Is het voor het BFT dus mogelijk alsnog ‘een voet tussen de achterdeur’ bij het notariaat te krijgen, in de Advocatenwet ontbreekt die wettelijke grondslag. Ten aanzien van de advocatuur zit dus ook de achterdeur voor het BFT potdicht. Omdat de toezichthouder evenmin de bevoegdheid heeft om de beslissing van de advocaat welke dienst wél en welke dienst niet WWFT-plichtig is (marginaal) te toetsen, staat het BFT bij de advocaten goeddeels buitenspel. De conclusie is derhalve gerechtvaardigd dat van de drie vrije beroepsgroepen die onderwerp van dit onderzoek zijn, de advocatuur zich het sterkst aan extern toezicht kan onttrekken. De relatie tussen het BFT en de advocatuur is van de drie ook het meest precair. Uit de interviewverslagen kan worden afgeleid dat advocaten zich kritischer uitlaten over het BFT dan notarissen en accountants. De toezichthouder zou volgens een aantal respondenten uit de advocatuur zorgen voor onjuiste beeldvorming en zich soms schuldig maken aan stemmingmakerij.

4. Sluis?

Bij de advocatuur en het notariaat vervult de lokale deken respectievelijk de voorzitter een zekere sluisfunctie ten gevolge waarvan niet alle zaken bij de tuchtrechter terecht komen. Sommige respondenten stellen dat niet-naleving van de meldingsplicht in het kader van de WWFT steeds bij de tuchtrechter terecht zou komen, maar onduidelijk is of dat werkelijk het geval is nu andere respondenten juist de zeeffunctie van de deken/voorzitter benadrukken. Bij de accountants speelt een dergelijke zeeffunctie niet, maar ook daar geldt dat het tuchtrecht nauwelijks een rol van betekenis speelt bij handhaving van de meldingsplicht.

5. Procedures lang

Alle respondenten geven aan dat, in tegenstelling tot het veronderstelde voordeel van snelheid en flexibiliteit van het tuchtrecht, de tuchtrechtelijke procedure zeer lang duurt. Daarvoor wordt onder meer als reden gegeven dat soms de zeeffunctie tot een lang tijdsverloop leidt (een respondent merkt op dat de deken niet altijd snel reageert); in een ander geval werd opgemerkt dat de tuchtprocedure lang duurt omdat het ingewikkeld is magistraten die in tuchtcolleges zetelen beschikbaar te krijgen voor de zittingen. Wellicht de belangrijkste oorzaak van het lange tijdsverloop is echter gelegen in het feit dat in WWFT-aangelegenheden door menig tuchtcollege de resultaten worden afgewacht van het strafrechtelijke onderzoek dat parallel aan het tuchtrechtelijk onderzoek loopt.

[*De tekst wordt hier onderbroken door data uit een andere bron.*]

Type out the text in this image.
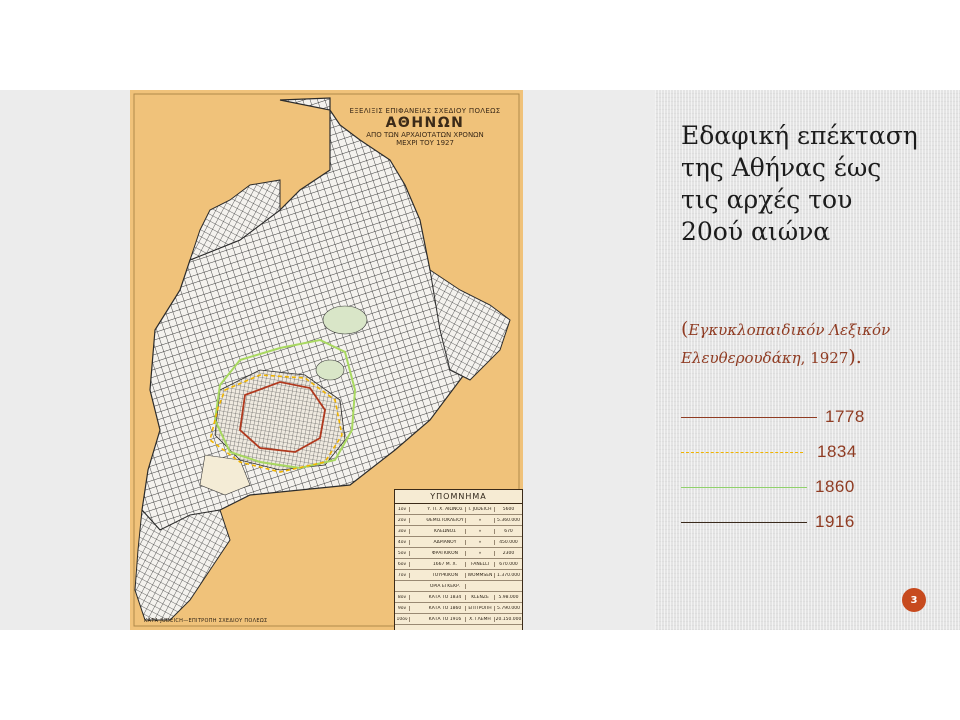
ΕΞΕΛΙΞΙΣ ΕΠΙΦΑΝΕΙΑΣ ΣΧΕΔΙΟΥ ΠΟΛΕΩΣ
ΑΘΗΝΩΝ
ΑΠΟ ΤΩΝ ΑΡΧΑΙΟΤΑΤΩΝ ΧΡΟΝΩΝ
ΜΕΧΡΙ ΤΟΥ 1927
ΥΠΟΜΝΗΜΑ
1ον	Υ. Π. Χ. ΑΙΩΝΟΣ	Ι. JUDEICH	5600
2ον	ΘΕΜΙΣΤΟΚΛΕΙΟΥ	»	5.360.000
3ον	ΚΛΕΩΝΟΣ	»	670
4ον	ΑΔΡΙΑΝΟΥ	»	450.000
5ον	ΦΡΑΓΚΙΚΟΝ	»	2300
6ον	1667 Μ. Χ.	FANELLI	670.000
7ον	ΤΟΥΡΚΙΚΟΝ	WOMMSEN	1.370.000
ΟΡΙΑ ΕΓΚΕΚΡ.
8ον	ΚΑΤΑ ΤΟ 1834	KLENZE	5.98.000
9ον	ΚΑΤΑ ΤΟ 1860	ΕΠΙΤΡΟΠΗ	5.790.000
10ον	ΚΑΤΑ ΤΟ 1916	Χ. ΓΛΕΜΗ	20.150.000
ΚΑΤΑ JUDEICH—ΕΠΙΤΡΟΠΗ ΣΧΕΔΙΟΥ ΠΟΛΕΩΣ
Εδαφική επέκταση της Αθήνας έως τις αρχές του 20ού αιώνα
(Εγκυκλοπαιδικόν Λεξικόν Ελευθερουδάκη, 1927).
1778
1834
1860
1916
3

De lange duur van de tuchtrechtelijke procedure kan de effectiviteit van de tuchtrechtelijke handhaving (zeker in vergelijking tot een bestuurlijke sanctieoplegging) beperken.

6. Sancties (te) licht

Door de onderscheiden respondenten wordt een wisselend beeld geschetst van de impact van de tuchtrechtelijke sancties. Sommige beroepsbeoefenaren geven aan dat de tuchtrechtelijke procedure op zich (nog los van de sanctie) als een “schande” en dus als reputationeel schadelijk wordt beschouwd. Anderen geven aan dat ook een als “licht” te kwalificeren sanctie zoals de berisping of waarschuwing toch tot reputatieschade zou kunnen leiden. Accountants publiceren dergelijke uitspraken bijvoorbeeld in vaktijdschriften. Belangrijk is dat vooral benadrukt wordt dat dit door derden gebruikt zou kunnen worden als basis voor een civiele claim, maar dat effect is uiteraard afwezig bij een handhaving van de meldingsplicht in het kader van de WWFT.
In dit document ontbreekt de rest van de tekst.